Claro que muito deste crescimento deu-se com a ampliação do mercado para além dos chamados ‘hard-core gamers’ – aqueles que têm, no jogo, a principal fonte de entretenimento e investimento. Se sua mãe ‘investiu’ U$ 0,99 para arremessar passarinhos bravos em porcos verdes no celular, ela é uma gamer, e contribui para esta cifra.

Games e o cinema

Senta que lá vem história

Mas o ponto deste texto não é discorrer sobre o negócio por trás desta forma de entretenimento, e sim explorar como as produtores de games têm evoluído suas narrativas para além do ambiente “principal” (o console, computador ou celular) e arriscado em áreas até então fora de seu expertise, provando que muito provavelmente as narrativas transmidiáticas estão mais próximas de se concretizarem como modelo recorrente por conta desta indústria – games – que pelo cinema.

Esta paixão pelos “joguinhos” vem de características próprias sobre como este tipo de entretenimento é consumido, quando comparado a outros formatos.

Primeiramente, o grau de imersão nos games é incomparavelmente maior que a maioria das outras formas de entretenimento existentes. Enquanto passivamente consome uma linha narrativa fixa criada pelos roteiristas dos filmes e compositores musicais, em um game o espectador (aquele que assiste) se transforma em expectador (aquele que cria uma expectativa) e, mais do que isso, pode influir diretamente na história à medida que os games, mesmo lineares, abrem árvores de decisão em determinados momentos que conduzirão a história em função da escolha do jogador (mato Fulano ou deixo ele viver? escolho o caminho pela floresta ou subo as montanhas?).

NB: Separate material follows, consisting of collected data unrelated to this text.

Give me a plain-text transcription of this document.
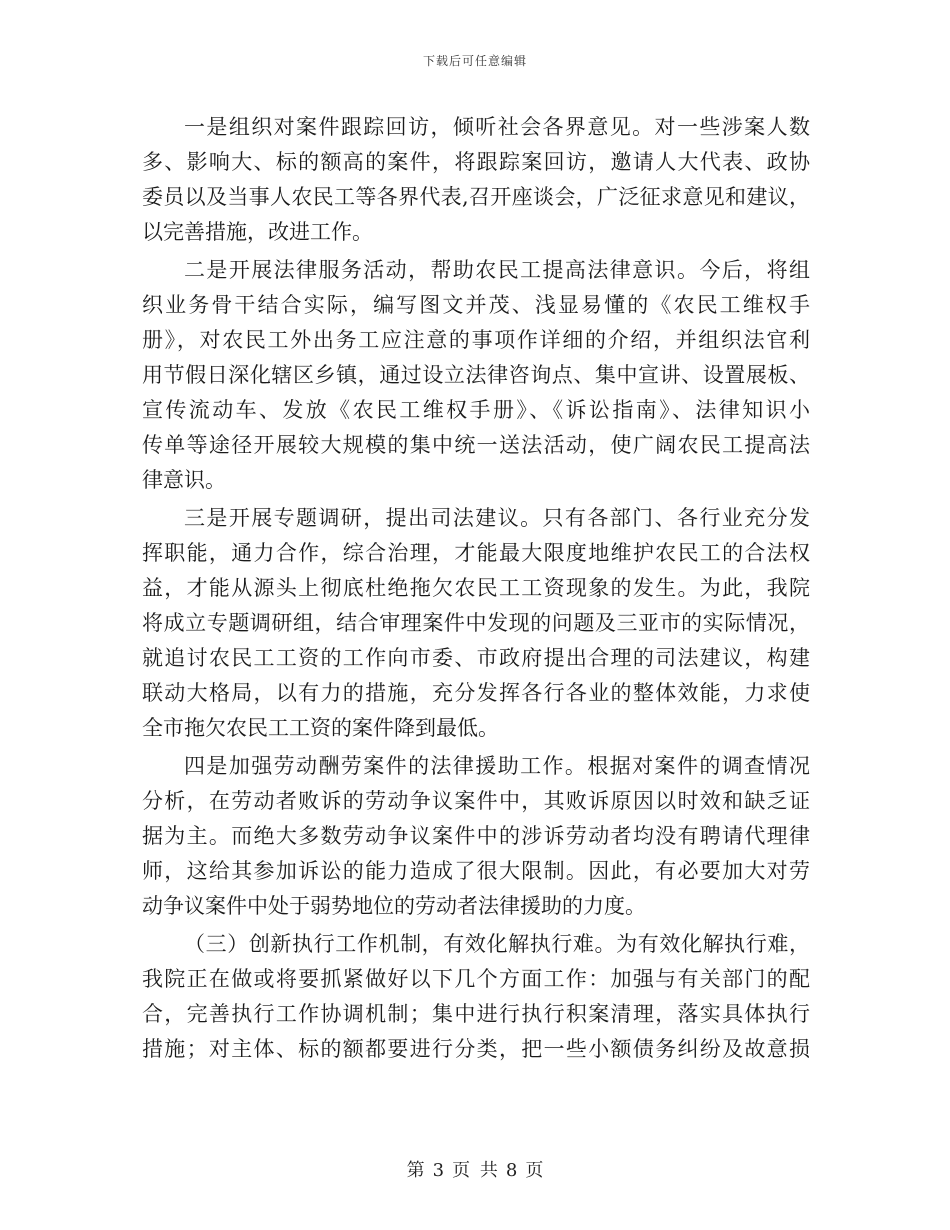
下载后可任意编辑
一是组织对案件跟踪回访，倾听社会各界意见。对一些涉案人数
多、影响大、标的额高的案件，将跟踪案回访，邀请人大代表、政协
委员以及当事人农民工等各界代表,召开座谈会，广泛征求意见和建议，
以完善措施，改进工作。
二是开展法律服务活动，帮助农民工提高法律意识。今后，将组
织业务骨干结合实际，编写图文并茂、浅显易懂的《农民工维权手
册》，对农民工外出务工应注意的事项作详细的介绍，并组织法官利
用节假日深化辖区乡镇，通过设立法律咨询点、集中宣讲、设置展板、
宣传流动车、发放《农民工维权手册》、《诉讼指南》、法律知识小
传单等途径开展较大规模的集中统一送法活动，使广阔农民工提高法
律意识。
三是开展专题调研，提出司法建议。只有各部门、各行业充分发
挥职能，通力合作，综合治理，才能最大限度地维护农民工的合法权
益，才能从源头上彻底杜绝拖欠农民工工资现象的发生。为此，我院
将成立专题调研组，结合审理案件中发现的问题及三亚市的实际情况，
就追讨农民工工资的工作向市委、市政府提出合理的司法建议，构建
联动大格局，以有力的措施，充分发挥各行各业的整体效能，力求使
全市拖欠农民工工资的案件降到最低。
四是加强劳动酬劳案件的法律援助工作。根据对案件的调查情况
分析，在劳动者败诉的劳动争议案件中，其败诉原因以时效和缺乏证
据为主。而绝大多数劳动争议案件中的涉诉劳动者均没有聘请代理律
师，这给其参加诉讼的能力造成了很大限制。因此，有必要加大对劳
动争议案件中处于弱势地位的劳动者法律援助的力度。
（三）创新执行工作机制，有效化解执行难。为有效化解执行难，
我院正在做或将要抓紧做好以下几个方面工作：加强与有关部门的配
合，完善执行工作协调机制；集中进行执行积案清理，落实具体执行
措施；对主体、标的额都要进行分类，把一些小额债务纠纷及故意损
第 3 页 共 8 页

Outra questão interessante é que o game é a única forma de entretenimento que te desafia, quer dizer, não te permite avançar se você não for bom o suficiente em realizar uma tarefa ou suplantar um desafio.

Nenhum outro formato faz isso (imagine no meio do filme você ter que resolver algo antes de poder continuar assistindo).

Ao colocar o expectador como personagem ativo da narrativa, seu grau de imersão é maior e, consequentemente, há uma maior aproximação emocional sobre o conflito existente na história, independente se o jogo apresenta personagens em 1a (o jogador É o personagem) ou 3a (o jogador COMANDA o personagem) pessoas.

A hegemonia histórica do cinema inicialmente colocou-o como espinha dorsal de conteúdos crossmídia – aqueles que replicam o conteúdo em outro meio ou utilizam o mesmo universo e, eventualmente, personagens da narrativa principal. A dinâmica de produção dos games, contudo, nunca conseguiu ajustar-se em termos de tempo e confidencialidade de informações com os quais o cinema estava acostumado a lidar.

Veja o filme, compre a camiseta, jogue o jogo

Grosso modo, salvo raríssimas exceções, o “jogo do filme” sempre ofereceu experiências superficiais e repetitivas; em suma, o jogo ‘não era bom’.

Muito destas falhas estiveram ligadas à sincronia do calendário de lançamento do filme e do game; como os jogos eram encarados como conteúdos orbitais aos filmes, quase como uma forma de divulgar melhor o filme, acabavam por contar com pouquíssimo tempo de desenvolvimento, relegando-os a mecânicas de jogo pré-formatadas, repetitivas e, sendo direto, pouco divertidas.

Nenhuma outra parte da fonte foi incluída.